The case for cyberwar: Fear, Uncertainty and Doubt?

Over the last few months, a consistent theme in the media has been the threat posed by Chinese security and network solutions. It’s unsurprising that the birth of China as a modern post industrial giant strikes fear into the hearts of many – particularly countries and companies who would see China, or it’s industry, as a threat. It’s also entirely rational to assume that foreign agencies will use all the tricks in the book to obtain a national advantage – most countries have a long history of doing just that. Minus the trappings of 20th century world leadership, China may well be less reserved about it than others such as the USA or Britain.

There is no doubt whatsoever, that the Cyber Security threat has crept upon us quietly over the last decade, without being noticed.  Only in the last few years have International governments started to acknowledge the systematic nature of the threat and the serious focus it requires.

This is a fair and qualified justification for greater investment in the Cyber Security arena, for public debate, and for reprioritisation of national defence programmes – not for politicisation, but to serve a very real, tangible defence against what is now an ever present, and current threat.

However, the nature of current headlines makes it reasonable to conclude that too much of the current cyber security agenda is now being sold on Fear, Uncertainty and Doubt – the same ‘FUD’ that the Information Security profession has spent the last few decades trying to shed.

The furore around Huawei is a perfect example – by virtue of its nationality the company has been blocked from bidding for major contracts in several countries, and been subjected to such criticism from the US that picking a Chinese security supplier must now seem to many businesses like an act of treachery. There is no evidence to suggest that they have been anything but open about their technology, and no-one has yet demonstrated that their products demonstrate a threat. Could a rational caution be going too far and closing the door to technology that could offer a competitive advantage? With not all the facts in the public domain it’s hard to say for certain – but from the consumer media, it looks that way.
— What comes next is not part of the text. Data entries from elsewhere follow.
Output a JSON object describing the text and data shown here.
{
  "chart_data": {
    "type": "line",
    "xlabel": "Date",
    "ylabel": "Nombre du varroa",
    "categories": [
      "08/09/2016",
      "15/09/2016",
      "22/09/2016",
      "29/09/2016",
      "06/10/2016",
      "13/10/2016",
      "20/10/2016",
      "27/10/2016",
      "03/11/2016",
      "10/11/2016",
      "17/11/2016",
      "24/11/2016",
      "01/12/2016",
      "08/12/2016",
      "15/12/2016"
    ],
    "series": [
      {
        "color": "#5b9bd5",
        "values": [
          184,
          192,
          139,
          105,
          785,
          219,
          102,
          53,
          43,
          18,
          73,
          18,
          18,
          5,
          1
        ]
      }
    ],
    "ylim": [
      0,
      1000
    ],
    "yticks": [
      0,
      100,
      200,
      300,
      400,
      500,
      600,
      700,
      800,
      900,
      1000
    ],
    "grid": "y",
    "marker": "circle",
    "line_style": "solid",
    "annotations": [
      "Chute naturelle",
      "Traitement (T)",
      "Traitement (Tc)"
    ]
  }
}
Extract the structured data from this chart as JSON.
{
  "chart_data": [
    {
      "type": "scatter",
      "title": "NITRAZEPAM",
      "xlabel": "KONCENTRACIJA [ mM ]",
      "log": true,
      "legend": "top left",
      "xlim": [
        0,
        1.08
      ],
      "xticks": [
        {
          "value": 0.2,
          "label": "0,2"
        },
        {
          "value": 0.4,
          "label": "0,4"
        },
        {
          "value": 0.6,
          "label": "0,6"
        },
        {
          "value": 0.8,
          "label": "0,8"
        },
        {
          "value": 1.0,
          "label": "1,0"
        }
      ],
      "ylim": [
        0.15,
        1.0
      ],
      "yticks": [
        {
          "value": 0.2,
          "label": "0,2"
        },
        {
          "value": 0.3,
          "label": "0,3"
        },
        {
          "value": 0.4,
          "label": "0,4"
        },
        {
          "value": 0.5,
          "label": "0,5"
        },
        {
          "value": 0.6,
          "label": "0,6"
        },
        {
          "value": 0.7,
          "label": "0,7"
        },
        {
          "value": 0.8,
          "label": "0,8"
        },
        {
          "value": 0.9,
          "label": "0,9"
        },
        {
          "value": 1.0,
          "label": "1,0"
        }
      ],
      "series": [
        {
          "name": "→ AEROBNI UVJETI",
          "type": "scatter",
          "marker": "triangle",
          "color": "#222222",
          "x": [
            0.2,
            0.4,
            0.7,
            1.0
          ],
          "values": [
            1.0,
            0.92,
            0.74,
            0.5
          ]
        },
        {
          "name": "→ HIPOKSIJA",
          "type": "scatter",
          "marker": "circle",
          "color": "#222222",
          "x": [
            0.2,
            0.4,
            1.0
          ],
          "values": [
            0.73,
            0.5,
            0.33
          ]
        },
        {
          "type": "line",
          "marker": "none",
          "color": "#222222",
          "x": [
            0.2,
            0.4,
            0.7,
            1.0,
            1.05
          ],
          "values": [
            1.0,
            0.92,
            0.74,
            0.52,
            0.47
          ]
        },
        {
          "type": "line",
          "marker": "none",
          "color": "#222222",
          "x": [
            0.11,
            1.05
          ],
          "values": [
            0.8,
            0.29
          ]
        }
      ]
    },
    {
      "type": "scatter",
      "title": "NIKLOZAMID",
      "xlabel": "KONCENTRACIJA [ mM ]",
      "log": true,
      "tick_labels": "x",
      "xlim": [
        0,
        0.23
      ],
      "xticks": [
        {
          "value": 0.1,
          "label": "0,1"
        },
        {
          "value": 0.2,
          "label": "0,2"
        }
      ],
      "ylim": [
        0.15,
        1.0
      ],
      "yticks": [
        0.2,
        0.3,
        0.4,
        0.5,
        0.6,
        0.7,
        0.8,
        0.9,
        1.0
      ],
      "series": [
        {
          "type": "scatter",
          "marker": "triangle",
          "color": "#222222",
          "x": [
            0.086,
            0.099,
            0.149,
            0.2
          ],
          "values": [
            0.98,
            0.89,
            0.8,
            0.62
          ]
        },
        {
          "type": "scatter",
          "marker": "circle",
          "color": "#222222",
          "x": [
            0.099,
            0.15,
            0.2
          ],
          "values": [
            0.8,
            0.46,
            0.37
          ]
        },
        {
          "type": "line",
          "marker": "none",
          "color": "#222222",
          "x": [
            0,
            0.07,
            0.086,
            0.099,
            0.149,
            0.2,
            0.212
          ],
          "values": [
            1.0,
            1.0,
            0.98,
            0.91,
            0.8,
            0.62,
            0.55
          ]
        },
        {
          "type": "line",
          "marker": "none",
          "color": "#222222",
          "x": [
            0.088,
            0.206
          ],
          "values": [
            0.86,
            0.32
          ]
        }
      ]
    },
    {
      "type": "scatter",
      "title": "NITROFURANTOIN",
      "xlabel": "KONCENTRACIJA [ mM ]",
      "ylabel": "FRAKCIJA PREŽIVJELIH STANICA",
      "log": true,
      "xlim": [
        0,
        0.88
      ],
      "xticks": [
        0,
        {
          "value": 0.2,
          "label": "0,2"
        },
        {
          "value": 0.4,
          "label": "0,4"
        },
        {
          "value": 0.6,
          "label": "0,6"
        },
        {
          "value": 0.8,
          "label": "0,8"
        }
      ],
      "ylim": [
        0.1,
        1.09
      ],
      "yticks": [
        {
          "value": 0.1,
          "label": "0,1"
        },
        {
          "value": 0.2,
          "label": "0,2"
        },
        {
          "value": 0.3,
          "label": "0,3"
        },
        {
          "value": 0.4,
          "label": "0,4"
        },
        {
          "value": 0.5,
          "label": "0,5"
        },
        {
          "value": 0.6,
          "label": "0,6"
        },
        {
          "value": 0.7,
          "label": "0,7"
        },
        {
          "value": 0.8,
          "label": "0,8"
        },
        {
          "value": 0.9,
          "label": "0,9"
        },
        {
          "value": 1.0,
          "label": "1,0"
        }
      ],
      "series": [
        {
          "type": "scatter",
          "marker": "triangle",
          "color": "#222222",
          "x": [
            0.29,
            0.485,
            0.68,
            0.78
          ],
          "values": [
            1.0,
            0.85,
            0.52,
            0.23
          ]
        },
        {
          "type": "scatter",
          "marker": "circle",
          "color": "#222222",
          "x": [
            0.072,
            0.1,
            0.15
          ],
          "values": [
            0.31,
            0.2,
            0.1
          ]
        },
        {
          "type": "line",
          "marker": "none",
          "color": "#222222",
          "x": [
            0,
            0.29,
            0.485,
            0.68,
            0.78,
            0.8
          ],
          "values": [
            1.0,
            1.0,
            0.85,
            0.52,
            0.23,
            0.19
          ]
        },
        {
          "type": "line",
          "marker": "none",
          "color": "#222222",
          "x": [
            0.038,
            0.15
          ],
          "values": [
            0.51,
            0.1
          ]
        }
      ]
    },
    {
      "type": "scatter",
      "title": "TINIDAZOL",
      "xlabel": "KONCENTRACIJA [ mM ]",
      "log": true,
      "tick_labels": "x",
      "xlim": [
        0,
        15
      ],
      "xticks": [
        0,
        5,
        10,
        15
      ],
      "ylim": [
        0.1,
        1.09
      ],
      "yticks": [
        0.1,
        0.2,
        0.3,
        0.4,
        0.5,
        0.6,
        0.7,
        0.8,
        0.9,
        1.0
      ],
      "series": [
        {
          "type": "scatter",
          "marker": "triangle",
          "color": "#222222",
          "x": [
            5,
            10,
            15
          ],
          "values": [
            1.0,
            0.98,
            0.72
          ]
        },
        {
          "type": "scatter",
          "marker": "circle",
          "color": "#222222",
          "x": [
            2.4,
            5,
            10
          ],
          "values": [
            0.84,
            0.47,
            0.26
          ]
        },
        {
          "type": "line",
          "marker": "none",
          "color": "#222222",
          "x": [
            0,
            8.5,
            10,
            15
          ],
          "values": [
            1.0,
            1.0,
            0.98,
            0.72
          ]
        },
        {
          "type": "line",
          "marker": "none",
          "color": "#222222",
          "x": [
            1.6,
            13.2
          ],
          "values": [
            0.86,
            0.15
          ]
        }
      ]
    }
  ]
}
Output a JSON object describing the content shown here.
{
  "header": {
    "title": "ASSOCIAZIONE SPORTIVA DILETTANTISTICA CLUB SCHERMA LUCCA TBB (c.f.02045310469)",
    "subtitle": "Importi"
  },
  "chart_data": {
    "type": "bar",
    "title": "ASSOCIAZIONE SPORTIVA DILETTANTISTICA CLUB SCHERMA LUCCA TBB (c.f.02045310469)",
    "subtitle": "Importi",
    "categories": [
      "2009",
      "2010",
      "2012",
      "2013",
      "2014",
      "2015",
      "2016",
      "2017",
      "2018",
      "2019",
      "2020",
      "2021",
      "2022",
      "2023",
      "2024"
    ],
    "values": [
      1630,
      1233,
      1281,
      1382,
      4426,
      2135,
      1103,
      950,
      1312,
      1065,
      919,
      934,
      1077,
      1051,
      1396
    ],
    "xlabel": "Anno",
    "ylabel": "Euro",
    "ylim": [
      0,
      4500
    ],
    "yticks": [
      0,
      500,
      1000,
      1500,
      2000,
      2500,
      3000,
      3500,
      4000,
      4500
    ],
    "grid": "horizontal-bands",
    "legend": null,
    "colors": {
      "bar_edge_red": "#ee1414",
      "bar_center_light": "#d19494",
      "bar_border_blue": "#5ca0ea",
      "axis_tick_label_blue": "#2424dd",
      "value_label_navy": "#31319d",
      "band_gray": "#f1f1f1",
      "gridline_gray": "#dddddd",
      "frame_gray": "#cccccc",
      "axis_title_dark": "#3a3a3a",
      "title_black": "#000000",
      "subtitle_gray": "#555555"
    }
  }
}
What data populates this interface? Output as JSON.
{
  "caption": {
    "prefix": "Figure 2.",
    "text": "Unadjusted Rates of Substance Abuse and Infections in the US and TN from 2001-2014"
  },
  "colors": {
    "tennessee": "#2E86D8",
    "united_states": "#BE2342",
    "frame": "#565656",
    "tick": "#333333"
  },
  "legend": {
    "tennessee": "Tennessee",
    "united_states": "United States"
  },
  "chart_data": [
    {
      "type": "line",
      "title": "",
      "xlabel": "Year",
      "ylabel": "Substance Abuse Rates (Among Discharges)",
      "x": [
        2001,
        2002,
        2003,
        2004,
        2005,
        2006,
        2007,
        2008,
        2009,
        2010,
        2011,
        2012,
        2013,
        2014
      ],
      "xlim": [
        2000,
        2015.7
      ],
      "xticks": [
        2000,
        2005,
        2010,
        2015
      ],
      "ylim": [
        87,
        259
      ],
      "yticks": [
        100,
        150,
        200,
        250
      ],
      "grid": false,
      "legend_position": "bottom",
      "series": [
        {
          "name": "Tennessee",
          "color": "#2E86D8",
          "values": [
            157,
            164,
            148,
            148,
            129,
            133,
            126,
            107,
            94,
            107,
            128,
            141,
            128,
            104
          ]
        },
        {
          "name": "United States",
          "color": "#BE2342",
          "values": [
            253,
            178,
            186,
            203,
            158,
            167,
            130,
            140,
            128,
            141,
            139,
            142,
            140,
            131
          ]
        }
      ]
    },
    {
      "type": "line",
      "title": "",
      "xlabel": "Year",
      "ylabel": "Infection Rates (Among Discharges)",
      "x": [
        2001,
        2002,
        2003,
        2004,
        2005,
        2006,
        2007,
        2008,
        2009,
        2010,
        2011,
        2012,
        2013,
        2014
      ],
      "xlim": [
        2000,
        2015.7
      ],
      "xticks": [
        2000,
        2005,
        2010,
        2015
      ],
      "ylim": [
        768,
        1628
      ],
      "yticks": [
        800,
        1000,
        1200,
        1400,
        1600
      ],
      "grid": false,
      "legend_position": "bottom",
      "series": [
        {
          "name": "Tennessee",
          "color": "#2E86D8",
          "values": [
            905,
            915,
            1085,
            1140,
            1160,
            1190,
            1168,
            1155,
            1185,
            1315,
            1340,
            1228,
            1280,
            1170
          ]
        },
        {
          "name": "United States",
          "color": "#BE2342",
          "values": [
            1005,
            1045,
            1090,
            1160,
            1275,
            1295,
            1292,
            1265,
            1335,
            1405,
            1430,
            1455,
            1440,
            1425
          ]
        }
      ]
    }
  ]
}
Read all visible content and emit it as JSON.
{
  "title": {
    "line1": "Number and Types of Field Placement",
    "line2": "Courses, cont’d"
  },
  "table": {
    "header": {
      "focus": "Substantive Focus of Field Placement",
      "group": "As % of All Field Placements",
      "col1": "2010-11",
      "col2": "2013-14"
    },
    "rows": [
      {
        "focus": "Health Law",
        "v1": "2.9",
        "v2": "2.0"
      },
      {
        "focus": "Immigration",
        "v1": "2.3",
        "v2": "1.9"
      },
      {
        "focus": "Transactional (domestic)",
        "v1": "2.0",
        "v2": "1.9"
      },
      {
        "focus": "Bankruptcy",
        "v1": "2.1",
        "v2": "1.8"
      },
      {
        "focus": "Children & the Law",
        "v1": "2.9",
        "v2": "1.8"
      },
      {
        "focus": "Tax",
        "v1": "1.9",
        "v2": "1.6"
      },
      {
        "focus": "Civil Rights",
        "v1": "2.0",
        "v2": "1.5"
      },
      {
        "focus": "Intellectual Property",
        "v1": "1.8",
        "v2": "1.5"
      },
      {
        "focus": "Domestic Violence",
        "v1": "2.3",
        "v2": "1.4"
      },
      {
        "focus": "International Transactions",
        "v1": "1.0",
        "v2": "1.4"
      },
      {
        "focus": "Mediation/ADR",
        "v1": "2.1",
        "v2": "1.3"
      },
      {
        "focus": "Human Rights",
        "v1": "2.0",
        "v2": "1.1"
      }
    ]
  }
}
Certainly, any information security manager attempting to build a business case on the back of insubstantial evidence would get a less sympathetic hearing from a corporate board than the world’s press appears to be giving to current claims.

The worry remains that government agencies are playing on fears that often appear unfounded to the public, or at least unproven. By doing so, we may risk undermining the case for national cyber security when it most matters; just as selling FUD in business has made it harder to sell investment in security today.

Continuous low level espionage attempts have always taken place, and always will, and the only thing that has changed is the means, and ease, of doing it. That does not justify escalating espionage attacks to the status of ‘CyberWar’ simply because they are committed with computers, but nevertheless does need to acknowledge that some systems could, one day be leveraged to underpin Cyber Aggression against a designated target. To access this, we need a more mature debate that moves away from FUD and towards an evidence based approach.

What is required to address the underlying threat is not a focus on fear, but a consistent resolve across governments to build security into the national business model at every step. Unfortunately, this is not an exciting answer. Security, when it works, is like accountancy – invisible and boring. Responding to cyber threats does not require a global panic, but simply the building of security into how we all operate organisations and live our lives, and the development by governments of high expectations across both government and industry, combined with a security aware culture.

The current inability to protect against cyber threats will not be solved by vast central programmes and costly cyber-weapons; it may be solved by enforcing consistent expectations and by building security awareness and technical competence into primary school curriculums.

Certainly, it will not be solved by FUD.